You may wonder why I'm making a big deal about a five cent pencil. The reason is precisely because it is a five cent piece of lead and wood and yellow paint. Do you know I witnessed a near riot in a third world country over a box of pencils our mission team was distributing? And yet, we all deal with our fellow country men, women, and children who take care of nothing and are careless with everything, even items of great monetary worth, and I would guess all of us have been guilty at times. Delvin treated a nickel pencil like it was valuable, maybe because it didn't belong to him, but that's beside the point. Jesus made a big deal about the insignificant things he noticed like a couple of cents thrown into the collection by a little old lady. Who do you think made the following statement? (Hint- it's in red and it's in the Gospel of Luke!)

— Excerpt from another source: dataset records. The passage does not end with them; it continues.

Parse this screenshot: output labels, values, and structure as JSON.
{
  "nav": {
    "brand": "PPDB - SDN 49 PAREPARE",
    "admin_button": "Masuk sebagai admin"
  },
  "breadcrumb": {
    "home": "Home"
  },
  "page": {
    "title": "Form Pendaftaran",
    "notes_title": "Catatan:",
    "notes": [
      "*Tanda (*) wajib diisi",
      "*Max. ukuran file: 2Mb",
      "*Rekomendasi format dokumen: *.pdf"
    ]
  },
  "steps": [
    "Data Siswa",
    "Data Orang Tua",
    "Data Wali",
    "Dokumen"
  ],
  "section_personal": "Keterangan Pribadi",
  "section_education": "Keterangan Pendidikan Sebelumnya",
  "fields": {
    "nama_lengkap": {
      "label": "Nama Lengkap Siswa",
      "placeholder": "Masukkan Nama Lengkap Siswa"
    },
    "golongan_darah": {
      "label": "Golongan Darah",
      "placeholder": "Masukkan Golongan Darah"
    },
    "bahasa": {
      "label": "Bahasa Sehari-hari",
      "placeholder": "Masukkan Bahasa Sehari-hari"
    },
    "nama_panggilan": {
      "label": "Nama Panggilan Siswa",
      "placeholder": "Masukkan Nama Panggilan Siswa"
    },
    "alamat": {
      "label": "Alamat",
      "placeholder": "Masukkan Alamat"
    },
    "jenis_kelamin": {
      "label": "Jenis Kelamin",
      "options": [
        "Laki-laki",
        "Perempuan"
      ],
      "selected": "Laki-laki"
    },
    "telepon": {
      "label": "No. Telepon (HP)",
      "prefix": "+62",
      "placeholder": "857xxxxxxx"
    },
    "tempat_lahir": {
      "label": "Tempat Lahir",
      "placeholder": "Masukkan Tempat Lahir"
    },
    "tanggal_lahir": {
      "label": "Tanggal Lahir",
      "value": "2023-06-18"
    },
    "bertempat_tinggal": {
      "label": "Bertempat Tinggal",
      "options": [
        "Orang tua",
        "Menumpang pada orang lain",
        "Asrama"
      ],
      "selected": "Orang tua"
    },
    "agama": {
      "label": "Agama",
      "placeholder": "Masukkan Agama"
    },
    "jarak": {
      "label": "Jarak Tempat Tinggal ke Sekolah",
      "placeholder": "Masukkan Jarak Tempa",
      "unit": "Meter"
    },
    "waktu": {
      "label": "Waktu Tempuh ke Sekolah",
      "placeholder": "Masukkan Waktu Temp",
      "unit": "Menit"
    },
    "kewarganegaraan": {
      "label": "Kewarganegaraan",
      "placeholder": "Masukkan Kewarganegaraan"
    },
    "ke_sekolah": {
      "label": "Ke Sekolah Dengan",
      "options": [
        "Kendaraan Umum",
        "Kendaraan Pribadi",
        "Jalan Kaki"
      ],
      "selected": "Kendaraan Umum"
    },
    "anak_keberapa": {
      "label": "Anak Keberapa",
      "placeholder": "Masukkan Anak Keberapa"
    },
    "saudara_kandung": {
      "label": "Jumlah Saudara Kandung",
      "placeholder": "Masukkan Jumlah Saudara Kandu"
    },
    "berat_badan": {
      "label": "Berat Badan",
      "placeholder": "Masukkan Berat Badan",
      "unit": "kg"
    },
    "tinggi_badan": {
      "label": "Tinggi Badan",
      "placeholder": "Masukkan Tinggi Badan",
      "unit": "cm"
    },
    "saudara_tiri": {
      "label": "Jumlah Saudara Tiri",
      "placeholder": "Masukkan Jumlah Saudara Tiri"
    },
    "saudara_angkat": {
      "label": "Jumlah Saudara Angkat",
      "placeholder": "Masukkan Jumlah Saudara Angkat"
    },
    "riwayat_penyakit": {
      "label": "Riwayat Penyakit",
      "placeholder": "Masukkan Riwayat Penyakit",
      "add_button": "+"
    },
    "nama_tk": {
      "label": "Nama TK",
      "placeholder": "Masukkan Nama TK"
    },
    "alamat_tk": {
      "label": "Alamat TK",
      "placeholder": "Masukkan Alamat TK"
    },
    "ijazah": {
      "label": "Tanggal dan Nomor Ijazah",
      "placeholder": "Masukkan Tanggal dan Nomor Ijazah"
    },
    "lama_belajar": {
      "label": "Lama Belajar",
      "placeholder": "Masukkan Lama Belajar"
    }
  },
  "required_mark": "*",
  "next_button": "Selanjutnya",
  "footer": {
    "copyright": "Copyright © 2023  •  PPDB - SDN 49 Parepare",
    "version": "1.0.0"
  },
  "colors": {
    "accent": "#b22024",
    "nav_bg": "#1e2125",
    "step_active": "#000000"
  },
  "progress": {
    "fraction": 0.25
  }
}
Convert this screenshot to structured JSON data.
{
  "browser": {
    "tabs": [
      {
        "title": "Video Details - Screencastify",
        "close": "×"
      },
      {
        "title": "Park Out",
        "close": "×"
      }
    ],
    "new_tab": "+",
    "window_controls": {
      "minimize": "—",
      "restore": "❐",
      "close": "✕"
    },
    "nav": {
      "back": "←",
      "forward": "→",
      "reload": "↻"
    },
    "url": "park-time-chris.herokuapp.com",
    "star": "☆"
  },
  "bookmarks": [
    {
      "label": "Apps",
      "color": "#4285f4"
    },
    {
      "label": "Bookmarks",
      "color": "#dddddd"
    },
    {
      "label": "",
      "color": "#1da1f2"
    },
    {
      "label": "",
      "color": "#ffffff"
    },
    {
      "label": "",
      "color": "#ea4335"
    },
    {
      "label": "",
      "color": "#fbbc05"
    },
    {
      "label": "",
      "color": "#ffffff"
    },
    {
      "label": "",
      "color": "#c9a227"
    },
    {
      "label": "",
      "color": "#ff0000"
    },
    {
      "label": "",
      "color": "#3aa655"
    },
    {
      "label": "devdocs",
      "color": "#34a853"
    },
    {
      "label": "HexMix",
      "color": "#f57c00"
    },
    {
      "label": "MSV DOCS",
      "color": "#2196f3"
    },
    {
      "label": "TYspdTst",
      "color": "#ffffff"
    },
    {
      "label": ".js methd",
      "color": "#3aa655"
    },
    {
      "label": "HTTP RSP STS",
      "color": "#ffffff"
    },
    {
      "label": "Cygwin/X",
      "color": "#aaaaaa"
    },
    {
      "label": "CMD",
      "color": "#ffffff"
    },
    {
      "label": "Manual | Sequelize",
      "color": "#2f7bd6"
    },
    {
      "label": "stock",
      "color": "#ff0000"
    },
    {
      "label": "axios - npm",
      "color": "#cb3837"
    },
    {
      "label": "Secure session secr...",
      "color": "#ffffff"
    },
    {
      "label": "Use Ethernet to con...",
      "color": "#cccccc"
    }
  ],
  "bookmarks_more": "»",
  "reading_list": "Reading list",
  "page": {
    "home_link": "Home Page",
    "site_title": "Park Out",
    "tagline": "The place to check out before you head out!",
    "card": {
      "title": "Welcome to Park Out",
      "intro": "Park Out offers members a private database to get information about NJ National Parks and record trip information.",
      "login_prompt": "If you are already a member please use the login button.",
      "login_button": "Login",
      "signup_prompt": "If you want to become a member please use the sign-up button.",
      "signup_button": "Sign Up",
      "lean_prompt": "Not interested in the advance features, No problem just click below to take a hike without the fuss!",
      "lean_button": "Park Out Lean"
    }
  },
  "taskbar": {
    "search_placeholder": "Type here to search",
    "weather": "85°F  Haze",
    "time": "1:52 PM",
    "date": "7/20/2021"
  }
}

“Whoever can be trusted with very little can also be trusted with
much, and whoever is dishonest with very little will also be dishonest with
He told us if we can be trusted with small things, we can be trusted with great things. Delvin just illustrated Jesus' teaching. If I loaned Delvin any possession of mine, he would take great care of it, no matter the price tag. Isn't that the kind of integrity we're looking for in this world? I try to teach my students that their lives preach daily sermons without the benefit of the pulpit and everyone who sees them will walk away with an impression, either good or bad. Hey, Delvin- someone was watching. Albert Schweitzer once famously stated, "My life is my argument." I think Delvin just made a very strong case for himself.